Remember when Jigga Man asked, “Who’s the best emcees, Biggie, Jay-Z or Nas?” Cats really had to contemplate that. Similarly these days, the NFL QB King changes weekly. Is itBrady, Brees, Rodgers or Manning?
The only sure thing in the debates of greats is that Calvin Johnson is the best wide receiver – maybe the best player – in the NFL.
He’s part ballerina, part giraffe and part rocket ship. The Megatron marathon continues to dip by, rip into and barrel through NFL defenses, and statistically, he makes mincemeat out of his contemporaries. Sorta like Jerry Rice did in his day.
Megatron is a cut above the rest and simply the best at dominating his position, compiling 3,654 receiving yards since ’11 . That's 722 more than his next closest comp (Wes Welker). Since then, he’s also averaged an NFL-high 113.9 yards per game, and has 38 receptions of at least 25 yards.

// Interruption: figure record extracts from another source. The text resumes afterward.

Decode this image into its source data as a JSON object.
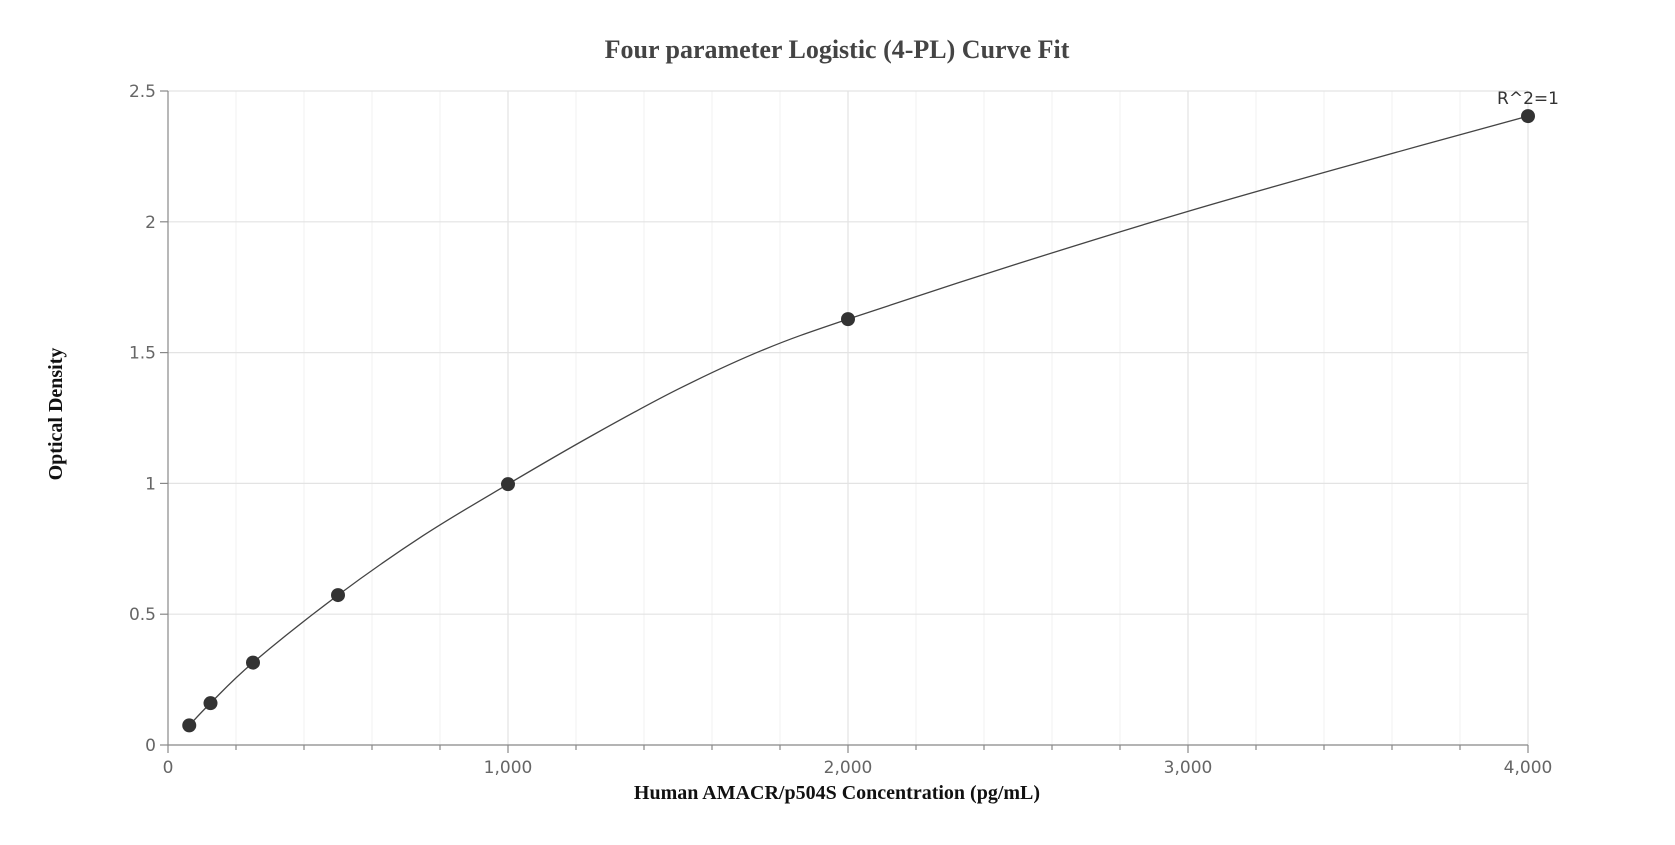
{
  "chart_data": {
    "type": "scatter",
    "title": "Four parameter Logistic (4-PL) Curve Fit",
    "xlabel": "Human AMACR/p504S Concentration (pg/mL)",
    "ylabel": "Optical Density",
    "xlim": [
      0,
      4000
    ],
    "ylim": [
      0,
      2.5
    ],
    "x_ticks": [
      0,
      1000,
      2000,
      3000,
      4000
    ],
    "x_tick_labels": [
      "0",
      "1,000",
      "2,000",
      "3,000",
      "4,000"
    ],
    "y_ticks": [
      0,
      0.5,
      1,
      1.5,
      2,
      2.5
    ],
    "y_tick_labels": [
      "0",
      "0.5",
      "1",
      "1.5",
      "2",
      "2.5"
    ],
    "x_minor_step": 200,
    "y_minor_step": 0.5,
    "grid": true,
    "series": [
      {
        "points": [
          {
            "x": 62.5,
            "y": 0.075
          },
          {
            "x": 125,
            "y": 0.16
          },
          {
            "x": 250,
            "y": 0.315
          },
          {
            "x": 500,
            "y": 0.573
          },
          {
            "x": 1000,
            "y": 0.997
          },
          {
            "x": 2000,
            "y": 1.628
          },
          {
            "x": 4000,
            "y": 2.404
          }
        ]
      }
    ],
    "fit_curve": {
      "x": [
        62.5,
        125,
        250,
        500,
        750,
        1000,
        1250,
        1500,
        1750,
        2000,
        2500,
        3000,
        3500,
        4000
      ],
      "y": [
        0.075,
        0.16,
        0.315,
        0.573,
        0.8,
        0.997,
        1.185,
        1.36,
        1.51,
        1.628,
        1.84,
        2.04,
        2.225,
        2.404
      ]
    },
    "annotations": [
      {
        "text": "R^2=1",
        "x": 4000,
        "y": 2.404
      }
    ],
    "colors": {
      "point": "#333333",
      "curve": "#444444",
      "grid_major": "#e3e3e3",
      "grid_minor": "#f1f1f1"
    }
  }
}
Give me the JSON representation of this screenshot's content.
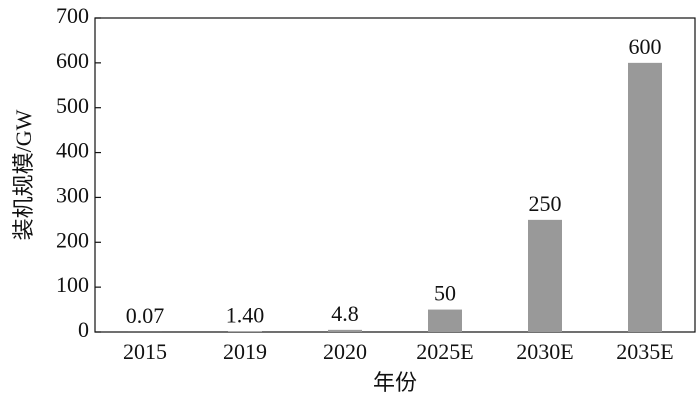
{
  "chart_data": {
    "type": "bar",
    "categories": [
      "2015",
      "2019",
      "2020",
      "2025E",
      "2030E",
      "2035E"
    ],
    "values": [
      0.07,
      1.4,
      4.8,
      50,
      250,
      600
    ],
    "value_labels": [
      "0.07",
      "1.40",
      "4.8",
      "50",
      "250",
      "600"
    ],
    "color": "#999999",
    "x_label": "年份",
    "y_label": "装机规模/GW",
    "ylim": [
      0,
      700
    ],
    "yticks": [
      0,
      100,
      200,
      300,
      400,
      500,
      600,
      700
    ],
    "grid": false
  }
}
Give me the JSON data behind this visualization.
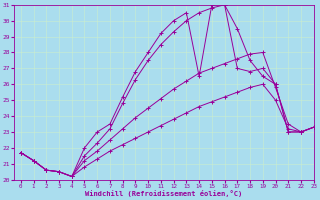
{
  "xlabel": "Windchill (Refroidissement éolien,°C)",
  "xlim": [
    -0.5,
    23
  ],
  "ylim": [
    20,
    31
  ],
  "yticks": [
    20,
    21,
    22,
    23,
    24,
    25,
    26,
    27,
    28,
    29,
    30,
    31
  ],
  "xticks": [
    0,
    1,
    2,
    3,
    4,
    5,
    6,
    7,
    8,
    9,
    10,
    11,
    12,
    13,
    14,
    15,
    16,
    17,
    18,
    19,
    20,
    21,
    22,
    23
  ],
  "line_color": "#990099",
  "bg_color": "#aaddee",
  "grid_color": "#bbddcc",
  "lines": [
    {
      "x": [
        0,
        1,
        2,
        3,
        4,
        5,
        6,
        7,
        8,
        9,
        10,
        11,
        12,
        13,
        14,
        15,
        16,
        17,
        18,
        19,
        20,
        21,
        22,
        23
      ],
      "y": [
        21.7,
        21.2,
        20.6,
        20.5,
        20.2,
        20.8,
        21.3,
        21.8,
        22.2,
        22.6,
        23.0,
        23.4,
        23.8,
        24.2,
        24.6,
        24.9,
        25.2,
        25.5,
        25.8,
        26.0,
        25.0,
        23.2,
        23.0,
        23.3
      ]
    },
    {
      "x": [
        0,
        1,
        2,
        3,
        4,
        5,
        6,
        7,
        8,
        9,
        10,
        11,
        12,
        13,
        14,
        15,
        16,
        17,
        18,
        19,
        20,
        21,
        22,
        23
      ],
      "y": [
        21.7,
        21.2,
        20.6,
        20.5,
        20.2,
        21.2,
        21.8,
        22.5,
        23.2,
        23.9,
        24.5,
        25.1,
        25.7,
        26.2,
        26.7,
        27.0,
        27.3,
        27.6,
        27.9,
        28.0,
        25.8,
        23.5,
        23.0,
        23.3
      ]
    },
    {
      "x": [
        0,
        1,
        2,
        3,
        4,
        5,
        6,
        7,
        8,
        9,
        10,
        11,
        12,
        13,
        14,
        15,
        16,
        17,
        18,
        19,
        20,
        21,
        22,
        23
      ],
      "y": [
        21.7,
        21.2,
        20.6,
        20.5,
        20.2,
        21.5,
        22.3,
        23.2,
        24.8,
        26.3,
        27.5,
        28.5,
        29.3,
        30.0,
        30.5,
        30.8,
        31.0,
        29.5,
        27.5,
        26.5,
        26.0,
        23.0,
        23.0,
        23.3
      ]
    },
    {
      "x": [
        0,
        1,
        2,
        3,
        4,
        5,
        6,
        7,
        8,
        9,
        10,
        11,
        12,
        13,
        14,
        15,
        16,
        17,
        18,
        19,
        20,
        21,
        22,
        23
      ],
      "y": [
        21.7,
        21.2,
        20.6,
        20.5,
        20.2,
        22.0,
        23.0,
        23.5,
        25.2,
        26.8,
        28.0,
        29.2,
        30.0,
        30.5,
        26.5,
        31.0,
        31.0,
        27.0,
        26.8,
        27.0,
        26.0,
        23.0,
        23.0,
        23.3
      ]
    }
  ]
}
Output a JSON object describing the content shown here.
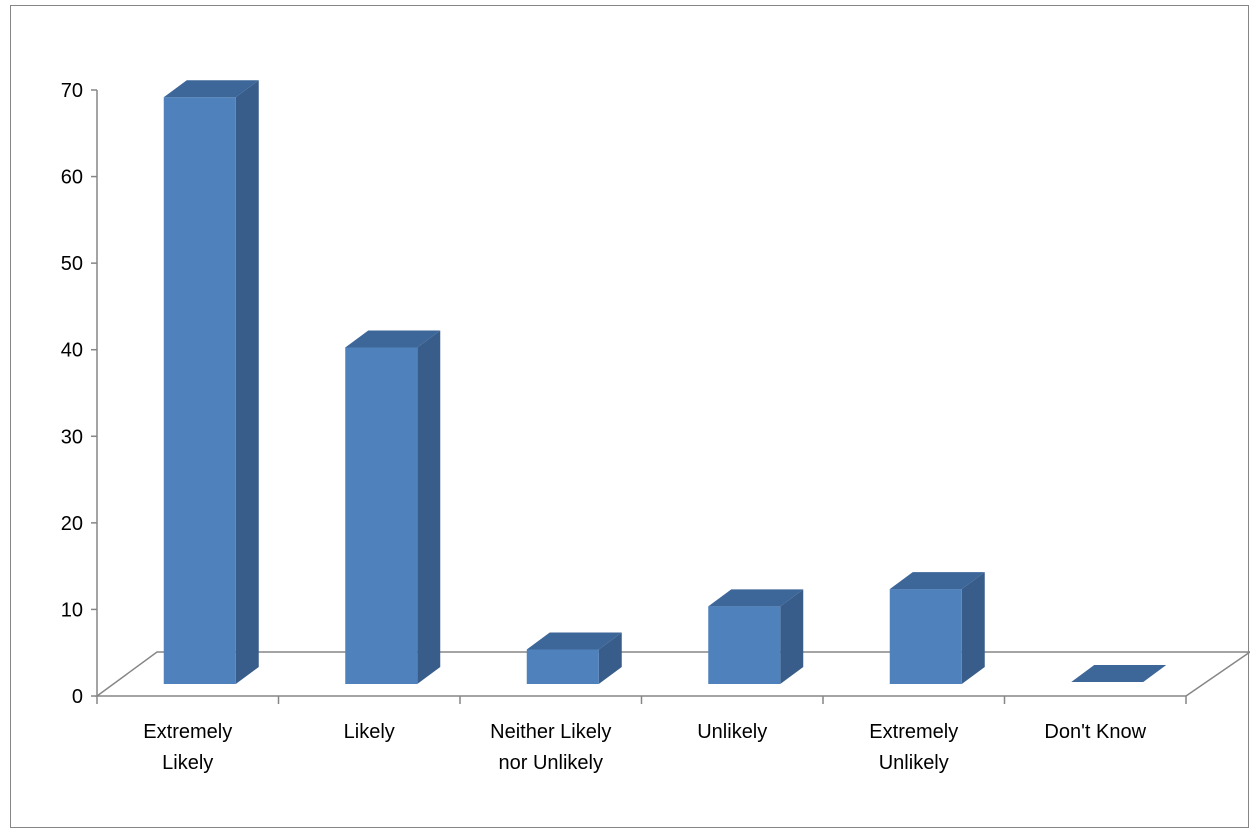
{
  "chart_data": {
    "type": "bar",
    "style": "3d-column",
    "categories": [
      [
        "Extremely",
        "Likely"
      ],
      [
        "Likely"
      ],
      [
        "Neither Likely",
        "nor Unlikely"
      ],
      [
        "Unlikely"
      ],
      [
        "Extremely",
        "Unlikely"
      ],
      [
        "Don't Know"
      ]
    ],
    "values": [
      68,
      39,
      4,
      9,
      11,
      0
    ],
    "title": "",
    "xlabel": "",
    "ylabel": "",
    "ylim": [
      0,
      70
    ],
    "yticks": [
      0,
      10,
      20,
      30,
      40,
      50,
      60,
      70
    ],
    "grid": false,
    "legend": "none",
    "colors": {
      "bar_front": "#4f81bd",
      "bar_side": "#385d8a",
      "bar_top": "#3d6699",
      "axis": "#868686",
      "frame": "#868686"
    }
  }
}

Just add in that his 169 receptions resulting in first downs leads the next closest guy (Roddy White) by 19 grabs and we can go straight to indictment in the case of dope receivers.
There is one debate still up for grabs concerning Johnson, and that’s all-time greatest. At one time, Rice seemed like the immovable object in that category, but Johnson’s record-breaking ’12 campaign, in which he grabbed 122 passes and shattered Rice’s single-season receiving mark with 1,964 yards, has expeditiously boosted him into another orbit of elite.
Sure, Megatron needs to get his TD grabs up before he can be considered better than the “hardest working man in throw business.” Five scores for a guy with over 100 grabs is a bit light. Rice proponents would say that Megatron benefits from playing in a pass-drunk, defense-defunct NFL.
On the flip side, Johnson has accumulated his whopping stats on sheer freakish talent and superior ability. Let’s not forget, until Matthew Stafford hit the scene, Megatron had the likes of Jon Kitna, a washed Daunte Culpepper, Dan Orlovsky, Drew Stanton and Shaun Hill tossing him the rock. That’s a QB lineup uglier than an Anna Benson tirade . Rice had hard-body Hall of Famers darting him the pigskin.
With “Air” Stafford locked in for the next five years and an OC in Scott Linehan – who, since his arrival in ’09, has molded a unit that is “built to throw the ball” – sky is the limit for the M&M Boys (Matthew and Megatron).
Even Rice, who doesn’t give anybody props if they don’t deserve them, is Cali-Kush high on Johnson’s future. He basically laughed in Randy Moss’s face; but with Megatron, Rice (dare we say it) is ready to concede the throne. “I tried to get to 2,000 yards and I was not successful,” Rice, who held the mark since ’95, said in an ESPN TV interview last season. “I think he’s gonna do it.”
Johnson is in his athletic prime at age 27. The 6´5, 240-pound game-wrecker has smashed his classmates and will spend the rest of his career chasing ghosts and living legends. If he can slip in a couple of Rice-like Super Bowl performances, y’all can just see him at the top.